Тщательно осмотрев каждый уголок в доме, чтобы среди ненужного хлама случайно не забыть что-нибудь действительно важное, Зак вышел на крыльцо и запер входную дверь.
По пути к машине он еще раз полюбовался цветами, высаженными им вдоль аллейки. Уже через неделю они наберут силу и раскроются. Неожиданно Зак расхохотался. «Было бы у меня лишнее время, выкопал бы их и снова посадил бы хризантемы. Поиздевался бы напоследок над местными доморощенными шпиками».
56
Люк Бирн, общественный защитник Джимми Истона, явился утром в понедельник в тюрьму округа Берген для свидания со своим клиентом. В предыдущую пятницу, после вынесения вердикта Олдричу, судья назначил оглашение приговора Истону на час тридцать пополудни.
— Джимми, давайте еще раз повторим, что мы скажем сегодня в суде, — начал Бирн.
Истон посмотрел на него с кислой миной.
— Ты поступил со мной паршиво! И я буду жаловаться!
Бирн с изумлением уставился на клиента.
— Поступил паршиво? Должно быть, ты шутишь? Тебя взяли в ограбленном тобой же доме с полными карманами камешков. Какой еще защиты ты ждал от меня?
— Я и не прошу полностью снять с меня обвинение! Я о паршивом приговоре, который мне хотят вынести. Четыре года — это многовато. Давай-ка обсуди это с прокуроршей, передай ей, что я согласен на пять лет условно.
— О! Уверен, что Уоллес запрыгает от радости, — хмыкнул Бирн. — Джимми, твоя сделка и выиграла тебе четыре года, иначе ты бы тянул все десять, как положено. Торговаться дальше бесполезно. Они сразу предупредили: четыре года — и точка.
— Только не уверяй меня, что ты, как ни бился, не смог понизить планку. Я был нужен им из-за Олдрича. Если бы ты был понастойчивей, мне бы дали испытательный срок и сегодня я был бы уже на воле!

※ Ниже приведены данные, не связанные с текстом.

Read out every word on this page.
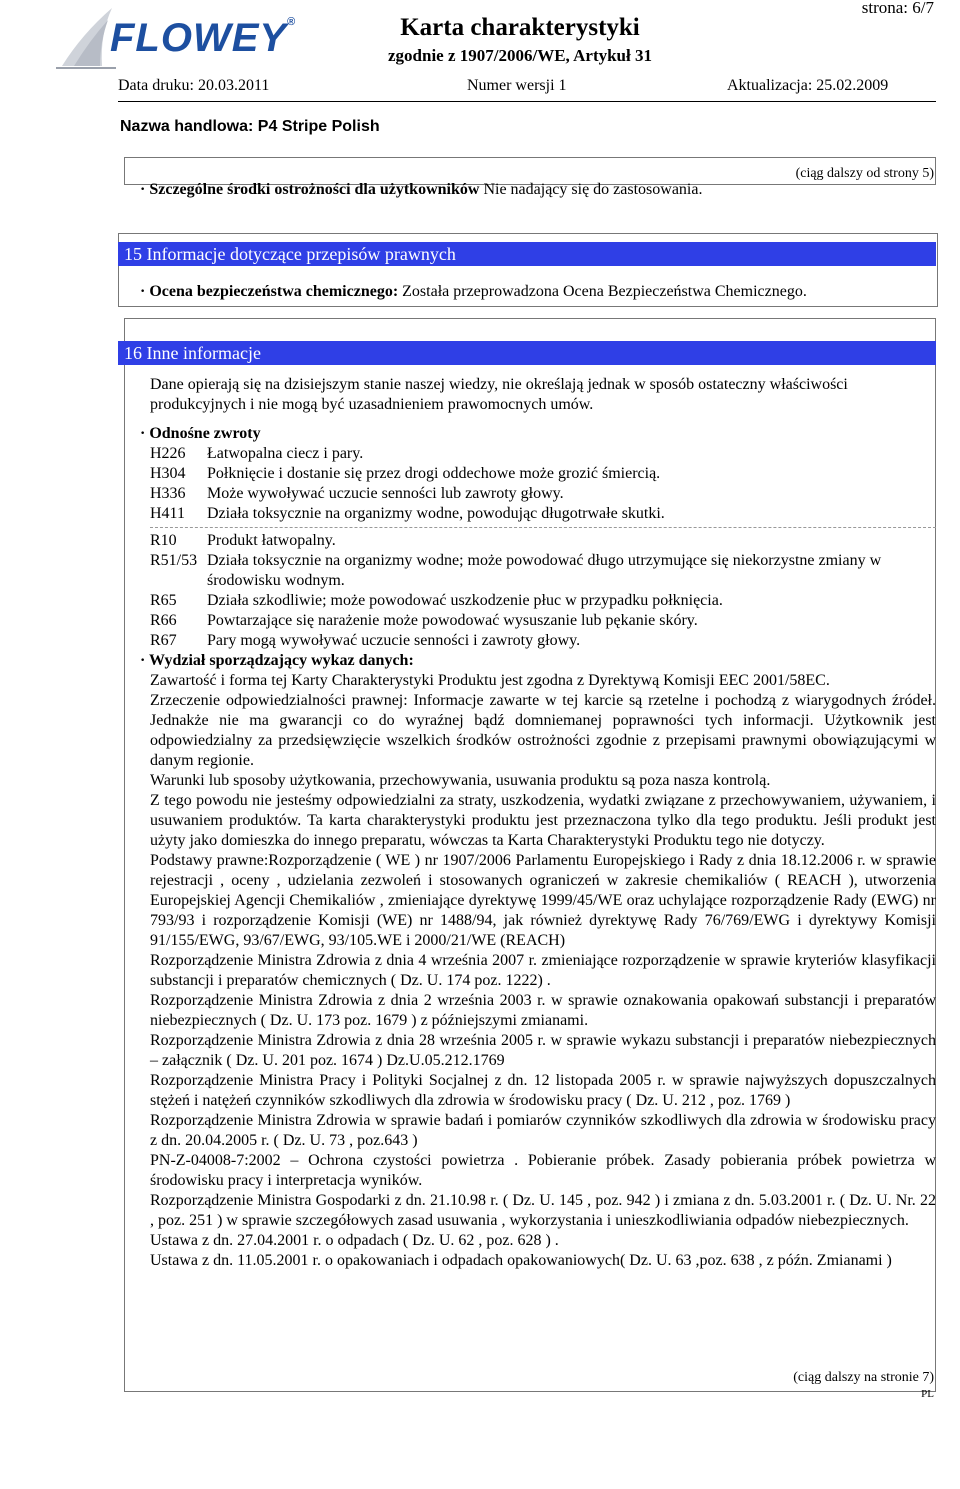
FLOWEY®	Karta charakterystyki
zgodnie z 1907/2006/WE, Artykuł 31
strona: 6/7
Data druku: 20.03.2011	Numer wersji 1	Aktualizacja: 25.02.2009
Nazwa handlowa: P4 Stripe Polish
(ciąg dalszy od strony 5)
· Szczególne środki ostrożności dla użytkowników Nie nadający się do zastosowania.
15 Informacje dotyczące przepisów prawnych
· Ocena bezpieczeństwa chemicznego: Została przeprowadzona Ocena Bezpieczeństwa Chemicznego.
16 Inne informacje
Dane opierają się na dzisiejszym stanie naszej wiedzy, nie określają jednak w sposób ostateczny właściwości produkcyjnych i nie mogą być uzasadnieniem prawomocnych umów.
· Odnośne zwroty
H226	Łatwopalna ciecz i pary.
H304	Połknięcie i dostanie się przez drogi oddechowe może grozić śmiercią.
H336	Może wywoływać uczucie senności lub zawroty głowy.
H411	Działa toksycznie na organizmy wodne, powodując długotrwałe skutki.
R10	Produkt łatwopalny.
R51/53 Działa toksycznie na organizmy wodne; może powodować długo utrzymujące się niekorzystne zmiany w środowisku wodnym.
R65	Działa szkodliwie; może powodować uszkodzenie płuc w przypadku połknięcia.
R66	Powtarzające się narażenie może powodować wysuszanie lub pękanie skóry.
R67	Pary mogą wywoływać uczucie senności i zawroty głowy.
· Wydział sporządzający wykaz danych:
Zawartość i forma tej Karty Charakterystyki Produktu jest zgodna z Dyrektywą Komisji EEC 2001/58EC.
Zrzeczenie odpowiedzialności prawnej: Informacje zawarte w tej karcie są rzetelne i pochodzą z wiarygodnych źródeł. Jednakże nie ma gwarancji co do wyraźnej bądź domniemanej poprawności tych informacji. Użytkownik jest odpowiedzialny za przedsięwzięcie wszelkich środków ostrożności zgodnie z przepisami prawnymi obowiązującymi w danym regionie.
Warunki lub sposoby użytkowania, przechowywania, usuwania produktu są poza nasza kontrolą.
Z tego powodu nie jesteśmy odpowiedzialni za straty, uszkodzenia, wydatki związane z przechowywaniem, używaniem, i usuwaniem produktów. Ta karta charakterystyki produktu jest przeznaczona tylko dla tego produktu. Jeśli produkt jest użyty jako domieszka do innego preparatu, wówczas ta Karta Charakterystyki Produktu tego nie dotyczy.
Podstawy prawne:Rozporządzenie ( WE ) nr 1907/2006 Parlamentu Europejskiego i Rady z dnia 18.12.2006 r. w sprawie rejestracji , oceny , udzielania zezwoleń i stosowanych ograniczeń w zakresie chemikaliów ( REACH ), utworzenia Europejskiej Agencji Chemikaliów , zmieniające dyrektywę 1999/45/WE oraz uchylające rozporządzenie Rady (EWG) nr 793/93 i rozporządzenie Komisji (WE) nr 1488/94, jak również dyrektywę Rady 76/769/EWG i dyrektywy Komisji 91/155/EWG, 93/67/EWG, 93/105.WE i 2000/21/WE (REACH)
Rozporządzenie Ministra Zdrowia z dnia 4 września 2007 r. zmieniające rozporządzenie w sprawie kryteriów klasyfikacji substancji i preparatów chemicznych ( Dz. U. 174 poz. 1222) .
Rozporządzenie Ministra Zdrowia z dnia 2 września 2003 r. w sprawie oznakowania opakowań substancji i preparatów niebezpiecznych ( Dz. U. 173 poz. 1679 ) z późniejszymi zmianami.
Rozporządzenie Ministra Zdrowia z dnia 28 września 2005 r. w sprawie wykazu substancji i preparatów niebezpiecznych – załącznik ( Dz. U. 201 poz. 1674 ) Dz.U.05.212.1769
Rozporządzenie Ministra Pracy i Polityki Socjalnej z dn. 12 listopada 2005 r. w sprawie najwyższych dopuszczalnych stężeń i natężeń czynników szkodliwych dla zdrowia w środowisku pracy ( Dz. U. 212 , poz. 1769 )
Rozporządzenie Ministra Zdrowia w sprawie badań i pomiarów czynników szkodliwych dla zdrowia w środowisku pracy z dn. 20.04.2005 r. ( Dz. U. 73 , poz.643 )
PN-Z-04008-7:2002 – Ochrona czystości powietrza . Pobieranie próbek. Zasady pobierania próbek powietrza w środowisku pracy i interpretacja wyników.
Rozporządzenie Ministra Gospodarki z dn. 21.10.98 r. ( Dz. U. 145 , poz. 942 ) i zmiana z dn. 5.03.2001 r. ( Dz. U. Nr. 22 , poz. 251 ) w sprawie szczegółowych zasad usuwania , wykorzystania i unieszkodliwiania odpadów niebezpiecznych.
Ustawa z dn. 27.04.2001 r. o odpadach ( Dz. U. 62 , poz. 628 ) .
Ustawa z dn. 11.05.2001 r. o opakowaniach i odpadach opakowaniowych( Dz. U. 63 ,poz. 638 , z późn. Zmianami )
(ciąg dalszy na stronie 7)
PL
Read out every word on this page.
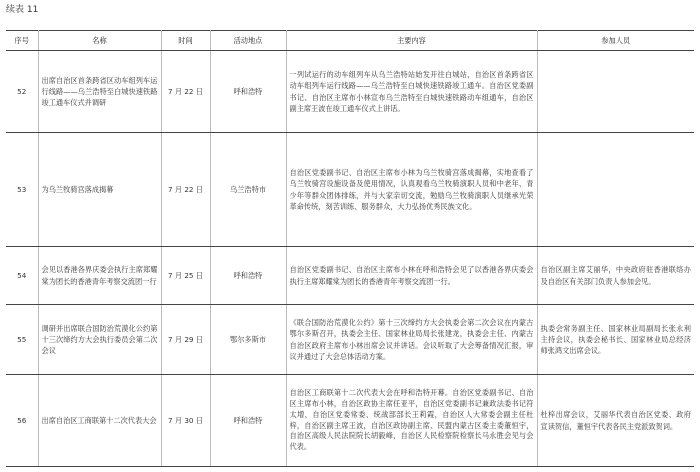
续表 11
序号	名称	时间	活动地点	主要内容	参加人员
52	出席自治区首条跨省区动车组列车运行线路——乌兰浩特至白城快速铁路竣工通车仪式并调研	7 月 22 日	呼和浩特	一列试运行的动车组列车从乌兰浩特站始发开往白城站，自治区首条跨省区动车组列车运行线路——乌兰浩特至白城快速铁路竣工通车。自治区党委副书记、自治区主席布小林宣布乌兰浩特至白城快速铁路动车组通车，自治区副主席王波在竣工通车仪式上讲话。	
53	为乌兰牧骑宫落成揭幕	7 月 22 日	乌兰浩特市	自治区党委副书记、自治区主席布小林为乌兰牧骑宫落成揭幕，实地查看了乌兰牧骑宫设施设备及使用情况，认真观看乌兰牧骑演职人员和中老年、青少年等群众团体排练，并与大家亲切交流，勉励乌兰牧骑演职人员继承光荣革命传统，刻苦训练、服务群众，大力弘扬优秀民族文化。	
54	会见以香港各界庆委会执行主席郑耀棠为团长的香港青年考察交流团一行	7 月 25 日	呼和浩特	自治区党委副书记、自治区主席布小林在呼和浩特会见了以香港各界庆委会执行主席郑耀棠为团长的香港青年考察交流团一行。	自治区副主席艾丽华，中央政府驻香港联络办及自治区有关部门负责人参加会见。
55	调研并出席联合国防治荒漠化公约第十三次缔约方大会执行委员会第二次会议	7 月 29 日	鄂尔多斯市	《联合国防治荒漠化公约》第十三次缔约方大会执委会第二次会议在内蒙古鄂尔多斯召开，执委会主任、国家林业局局长张建龙，执委会主任、内蒙古自治区政府主席布小林出席会议并讲话。会议听取了大会筹备情况汇报，审议并通过了大会总体活动方案。	执委会常务副主任、国家林业局副局长张永利主持会议，执委会秘书长、国家林业局总经济师张鸿文出席会议。
56	出席自治区工商联第十二次代表大会	7 月 30 日	呼和浩特	自治区工商联第十二次代表大会在呼和浩特开幕。自治区党委副书记、自治区主席布小林，自治区政协主席任亚平，自治区党委副书记兼政法委书记符太增，自治区党委常委、统战部部长王莉霞，自治区人大常委会副主任杜梓，自治区副主席王波，自治区政协副主席、民盟内蒙古区委主委董恒宇，自治区高级人民法院院长胡毅峰，自治区人民检察院检察长马永胜会见与会代表。	杜梓出席会议，艾丽华代表自治区党委、政府宣读贺信，董恒宇代表各民主党派致贺词。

— Если хочешь, я могу ходатайствовать об условном сроке, но ручаюсь, что судья никогда не назначит его без согласия прокурора. А прокурор — в этом я тоже ручаюсь — не даст своего согласия. Так что, как ни крути, сидеть тебе четыре года.
— А мне плевать, за что ты там ручаешься! — закричал Истон. — Твое дело — сообщить Эмили Уоллес следующее: если не даст мне желаемое, то пусть не рассчитывает, что все и дальше будут перед ней расшаркиваться. Все узнают, какой она специалист! Всем растрезвоню о том, что приберег про запас!